An unknown but certainly significant number of patients have colostomies following surgery for cancer, ulcerative colitis, Crohn's disease, diverticulitis, and other serious bowel conditions. Patients with colostomy are at increased risk of depression and social isolation as well as physical problems related to their stoma or the condition for which it was formed. A review by Fowler and colleagues emphasizes the need for multidimensional care of these patients.
Patients are almost always concerned about leakage and odor from colostomies. Ostomy systems vary in design, but those for the sigmoid or descending colon must handle solid intermittent output and require a closed bag that can be changed one to three times daily. Conversely, ileostomies and colostomies that drain the proximal colon receive frequent liquid or semi-solid outputs and require a bag that can be drained and resealed several times per day. Filters can be incorporated to prevent distension of the bag with gas. Drops, powders, and sprays are used to absorb odors. Leakage, commonly caused by skin irregularities around the stoma, may require fillers of paste or wafers to provide a smooth surface for attachment.
Skin problems around the stoma are common. Bleeding usually is attributable to excessive cleaning. Skin irritation and maceration often indicate leakage. If the affected area of skin is close to the stoma, the flange opening may be too large. This situation commonly occurs when postoperative shrinkage (up to 30 percent) creates a mismatch between the stoma and the appliance, allowing bowel products to be in prolonged contact with skin. Although allergic reaction to ostomy materials is rare, physical or chemical irritation may occur, especially if the appliance is changed too frequently.
Mechanical problems with colostomies include herniation, prolapse, and stenosis. Approximately one third of patients who have colostomies for 10 years develop parastomal hernia, but only 10 percent of these require surgical intervention. Hernia may be embarrassing for the patient, thus exacerbating fears about the colostomy being visible. Herniation also can cause difficulties in adherence of appliances, resulting in leakage and skin problems. Abdominal support garments may help.
Bowel prolapse through the stoma is most common in patients with transverse-loop colostomies. If not engorged, prolapses can reduce spontaneously or be rolled back using a cold pack. Surgical repair is required if there is danger of bowel ischemia. Stenosis of the stoma causes pain and cramping and may be treated with manual dilatation, stool softeners, or surgery. Patients with colostomy also report phantom pain or rectal fullness, particularly after abdominoperineal resection, and these sensations often do not respond well to analgesics.

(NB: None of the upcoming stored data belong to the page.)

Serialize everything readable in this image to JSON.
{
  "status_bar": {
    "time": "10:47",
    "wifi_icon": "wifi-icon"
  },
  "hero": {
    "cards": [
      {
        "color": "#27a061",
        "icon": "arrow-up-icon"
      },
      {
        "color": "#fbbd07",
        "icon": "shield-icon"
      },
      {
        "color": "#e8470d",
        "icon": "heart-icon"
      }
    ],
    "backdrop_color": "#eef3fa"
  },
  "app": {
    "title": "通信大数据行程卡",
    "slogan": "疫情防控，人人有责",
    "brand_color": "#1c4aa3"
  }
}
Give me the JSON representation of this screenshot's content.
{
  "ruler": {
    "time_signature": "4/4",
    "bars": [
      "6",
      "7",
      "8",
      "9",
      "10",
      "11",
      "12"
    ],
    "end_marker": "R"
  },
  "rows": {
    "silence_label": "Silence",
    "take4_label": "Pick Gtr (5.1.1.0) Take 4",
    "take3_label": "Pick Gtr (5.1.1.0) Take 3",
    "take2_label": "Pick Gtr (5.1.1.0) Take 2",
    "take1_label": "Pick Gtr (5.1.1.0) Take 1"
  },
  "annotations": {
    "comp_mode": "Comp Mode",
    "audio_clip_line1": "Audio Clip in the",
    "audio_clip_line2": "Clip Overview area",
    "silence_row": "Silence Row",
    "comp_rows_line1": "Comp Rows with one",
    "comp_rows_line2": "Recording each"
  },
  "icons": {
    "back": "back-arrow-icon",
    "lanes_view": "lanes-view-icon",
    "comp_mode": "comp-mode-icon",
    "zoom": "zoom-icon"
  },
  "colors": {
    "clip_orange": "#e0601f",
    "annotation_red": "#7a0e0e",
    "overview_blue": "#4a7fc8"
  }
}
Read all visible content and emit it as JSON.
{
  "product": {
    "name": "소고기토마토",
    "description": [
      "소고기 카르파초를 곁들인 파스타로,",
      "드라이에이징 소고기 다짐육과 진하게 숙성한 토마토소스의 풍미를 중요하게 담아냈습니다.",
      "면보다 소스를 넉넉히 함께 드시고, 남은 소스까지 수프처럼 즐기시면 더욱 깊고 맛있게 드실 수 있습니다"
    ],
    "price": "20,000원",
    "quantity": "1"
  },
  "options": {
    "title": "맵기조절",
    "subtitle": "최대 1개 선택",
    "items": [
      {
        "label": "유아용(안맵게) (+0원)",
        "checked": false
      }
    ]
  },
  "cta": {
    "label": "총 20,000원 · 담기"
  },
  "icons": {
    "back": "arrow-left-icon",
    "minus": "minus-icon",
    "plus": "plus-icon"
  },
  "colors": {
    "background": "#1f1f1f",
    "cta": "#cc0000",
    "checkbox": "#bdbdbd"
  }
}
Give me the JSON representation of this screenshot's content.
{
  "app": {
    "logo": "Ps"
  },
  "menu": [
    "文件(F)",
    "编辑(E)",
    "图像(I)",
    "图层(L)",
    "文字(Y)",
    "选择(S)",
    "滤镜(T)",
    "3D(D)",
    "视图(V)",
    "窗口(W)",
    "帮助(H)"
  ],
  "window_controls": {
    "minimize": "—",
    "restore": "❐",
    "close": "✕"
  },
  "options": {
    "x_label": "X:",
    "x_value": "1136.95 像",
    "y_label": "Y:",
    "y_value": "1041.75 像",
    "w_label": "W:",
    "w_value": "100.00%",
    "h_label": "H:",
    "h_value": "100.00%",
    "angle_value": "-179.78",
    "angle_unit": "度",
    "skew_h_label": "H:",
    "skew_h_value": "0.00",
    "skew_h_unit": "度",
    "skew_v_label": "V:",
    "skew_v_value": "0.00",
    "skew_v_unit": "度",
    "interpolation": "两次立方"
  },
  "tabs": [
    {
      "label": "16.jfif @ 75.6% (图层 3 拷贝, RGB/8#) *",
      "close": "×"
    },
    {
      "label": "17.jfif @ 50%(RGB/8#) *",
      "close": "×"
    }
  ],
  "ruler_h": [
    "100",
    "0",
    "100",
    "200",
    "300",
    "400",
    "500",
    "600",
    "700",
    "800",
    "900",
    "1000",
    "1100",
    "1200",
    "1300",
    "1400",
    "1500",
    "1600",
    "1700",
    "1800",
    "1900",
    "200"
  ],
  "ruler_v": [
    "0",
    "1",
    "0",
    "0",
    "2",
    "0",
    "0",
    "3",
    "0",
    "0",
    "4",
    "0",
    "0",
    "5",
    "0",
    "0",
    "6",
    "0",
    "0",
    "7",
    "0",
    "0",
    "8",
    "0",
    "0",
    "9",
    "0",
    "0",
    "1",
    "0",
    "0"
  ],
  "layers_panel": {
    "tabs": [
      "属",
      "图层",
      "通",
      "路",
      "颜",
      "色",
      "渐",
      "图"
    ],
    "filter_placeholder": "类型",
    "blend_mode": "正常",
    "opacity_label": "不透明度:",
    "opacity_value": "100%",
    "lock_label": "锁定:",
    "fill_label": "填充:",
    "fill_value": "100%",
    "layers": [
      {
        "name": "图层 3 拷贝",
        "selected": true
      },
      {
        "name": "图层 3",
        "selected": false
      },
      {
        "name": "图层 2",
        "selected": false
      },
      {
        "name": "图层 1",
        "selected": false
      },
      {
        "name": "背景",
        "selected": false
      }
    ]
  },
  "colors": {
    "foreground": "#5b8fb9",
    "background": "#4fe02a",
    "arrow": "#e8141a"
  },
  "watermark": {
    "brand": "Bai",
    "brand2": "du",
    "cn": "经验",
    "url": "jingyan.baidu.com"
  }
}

|Realization: characterized by avoidance or denial of the loss followed by experiences of unreality or blunting
|Alarm: characterized by anxiety, restlessness, fear, and insecurity
|Searching: characterized by acute episodic feelings of anxiety and panic, and preoccupation with loss
|Grief: characterized by feelings of internal loss and mutilation
|Resolution: characterized by efforts to construct a new social identity
Although patients frequently are concerned about their diets following colostomy, the general advice is to eat a varied, well-balanced diet, but to exercise moderation with foods that cause gas (e.g., beans, onions, leeks, excessive fiber). High-fiber foods such as dried fruit, nuts, or popcorn can cause bolus obstruction, but a moderate amount of fiber taken with an appropriate amount of water is advised to avoid constipation. Diarrhea is more common in patients with ileostomies and proximal colostomies, and patients may not appreciate that fluid outputs are normal in these cases because of the loss of water absorption from the colon. Adequate fluid replacement is necessary in these patients.
More than 40 percent of patients with colostomy report sexual problems such as dyspareunia or erectile dysfunction. Psychologic and physical factors may contribute to sexual problems. These problems may be part of more global issues concerning body image and social acceptability. Support groups and organizations, as well as nurse specialists, can help patients with practical issues such as self-esteem and social isolation. A model of adjustment to significant change in body image has been developed (see accompanying table), but adjustment to colostomy varies significantly, often taking a year or longer.At least 25 percent of patients develop clinically significant depression following colostomy. Those who initially believed that the colostomy would be temporary have the worst prognosis for adjustment.